One of the most simple and popular consumer finance products is an Unsecured Personal Loan. Competition in the market is strong and margins are slim so the product has to be well prepared. To be able to offer the right price for the customer The Lender has to know what is the cost of lending and a big part of that cost comes from non-performing loans. The purpose of this notebook is to build a contemporary credit scoring model to forecast credit defaults for unsecured lending, by employing machine learning techniques.
To run this notebook interactively:
- Download this repository in a zip file by clicking on this link or execute this from the terminal:
git clone https://github.com/Mieczmik/credit-defaults-forecasting.git
- Install virtualenv.
- Navigate to the directory where you unzipped or cloned the repo and create a virtual environment with
virtualenv env
. - Activate the environment with
source env/bin/activate
- Install the required dependencies with
pip install -r requirements.txt
. - Execute
ipython notebook
from the command line or terminal. - Click on
credit-defaults-forecasting.ipynb
on the IPython Notebook dashboard and enjoy! - When you're done deactivate the virtual environment with
deactivate
.
In order to avoid overfitting models (without feature selection xgboost classifier was overfitted), achieve greater computational efficiency, reduce the occupied memory space, eliminate unnecessary and duplicate information, one of the feature selection methods was used: SelectFromModel. In addition resample dataset (generate synthetic samples with SMOTE and undersampling data with RandomUnderSampler) was used to combat imbalanced training.

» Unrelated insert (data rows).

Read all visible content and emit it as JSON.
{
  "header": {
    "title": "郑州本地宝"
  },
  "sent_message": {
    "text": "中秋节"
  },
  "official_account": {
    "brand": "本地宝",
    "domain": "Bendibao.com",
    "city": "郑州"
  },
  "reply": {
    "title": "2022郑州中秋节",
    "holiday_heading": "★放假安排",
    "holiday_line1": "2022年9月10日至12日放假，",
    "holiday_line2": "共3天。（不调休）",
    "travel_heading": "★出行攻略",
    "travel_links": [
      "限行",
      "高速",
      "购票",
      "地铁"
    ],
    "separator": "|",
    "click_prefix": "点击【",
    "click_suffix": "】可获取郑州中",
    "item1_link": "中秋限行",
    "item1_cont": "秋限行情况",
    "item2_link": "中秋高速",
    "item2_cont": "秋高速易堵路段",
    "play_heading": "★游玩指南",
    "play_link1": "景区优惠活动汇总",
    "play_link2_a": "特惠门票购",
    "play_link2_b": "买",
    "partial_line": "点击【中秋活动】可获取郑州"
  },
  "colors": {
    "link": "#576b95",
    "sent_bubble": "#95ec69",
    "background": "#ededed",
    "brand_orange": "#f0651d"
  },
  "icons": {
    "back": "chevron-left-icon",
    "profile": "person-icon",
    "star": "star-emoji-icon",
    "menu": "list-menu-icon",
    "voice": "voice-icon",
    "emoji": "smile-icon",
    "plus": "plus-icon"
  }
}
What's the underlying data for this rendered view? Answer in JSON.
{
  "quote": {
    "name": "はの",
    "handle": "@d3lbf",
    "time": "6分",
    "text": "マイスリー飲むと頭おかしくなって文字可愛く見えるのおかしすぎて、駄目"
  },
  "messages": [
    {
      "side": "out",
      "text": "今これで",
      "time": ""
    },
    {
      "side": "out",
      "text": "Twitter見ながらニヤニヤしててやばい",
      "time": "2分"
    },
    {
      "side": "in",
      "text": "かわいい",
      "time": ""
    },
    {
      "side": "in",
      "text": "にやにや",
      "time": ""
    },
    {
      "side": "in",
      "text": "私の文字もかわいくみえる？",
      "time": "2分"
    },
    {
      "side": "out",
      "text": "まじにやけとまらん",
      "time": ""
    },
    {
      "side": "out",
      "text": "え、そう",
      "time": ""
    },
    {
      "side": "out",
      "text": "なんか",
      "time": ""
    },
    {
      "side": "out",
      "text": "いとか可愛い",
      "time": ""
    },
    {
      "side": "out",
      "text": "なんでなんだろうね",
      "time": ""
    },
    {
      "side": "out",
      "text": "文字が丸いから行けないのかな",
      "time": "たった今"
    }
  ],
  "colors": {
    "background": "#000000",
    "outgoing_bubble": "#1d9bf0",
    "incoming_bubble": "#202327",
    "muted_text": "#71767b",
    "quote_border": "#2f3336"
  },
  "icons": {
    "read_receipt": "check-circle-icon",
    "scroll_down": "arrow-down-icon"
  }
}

- Importing Data with Pandas
- Data Review using pandas-profiling library
- Cleaning Data
- Creating Pipelines for Numerical and Categorical Data assembled from
- Numeric/Categorical Column Selector
- Missing Data Replacement has benn done with SimpleImputer
- Data Standarization with StandardScaler
- Join both pipelines using ColumnTransformer
- Resampling dataset: generate synthetic samples with SMOTE and undersampling data with RandomUnderSampler,
- Feature Selection with SelectFromModel
Griding solutions with cross-validation (Stratified k-fold) together with F1-score for imbalanced data and Pipeline assembled with preprocessing pipeline and the following models:
- Linear Support Vector Classifier
- Logistic Regression
- k-Nearest Neighbors
- Decission Tree Classifier
- Random Forest
- Bagging Classifier
- Extra Trees Classifier
- Adaptive Boosting (AdaBoost)
- Gradient Boosting
- Extreme Gradient Boosting (xgboost)
- Feature importance
- Plotting results
- Export results
- The solution work with a pretty good total accuracy of 88% and f1-score of 76% for Adaboost Classifier,
- Recall-score, which represents the ratio of people expressed as a percentage that the algorithm predicted would default to the number of people who defaulted was 76%,
- Trees algorithms such as AdaBoost and xgboost achieved the best results. One reason is the lower sensitivity to outliers.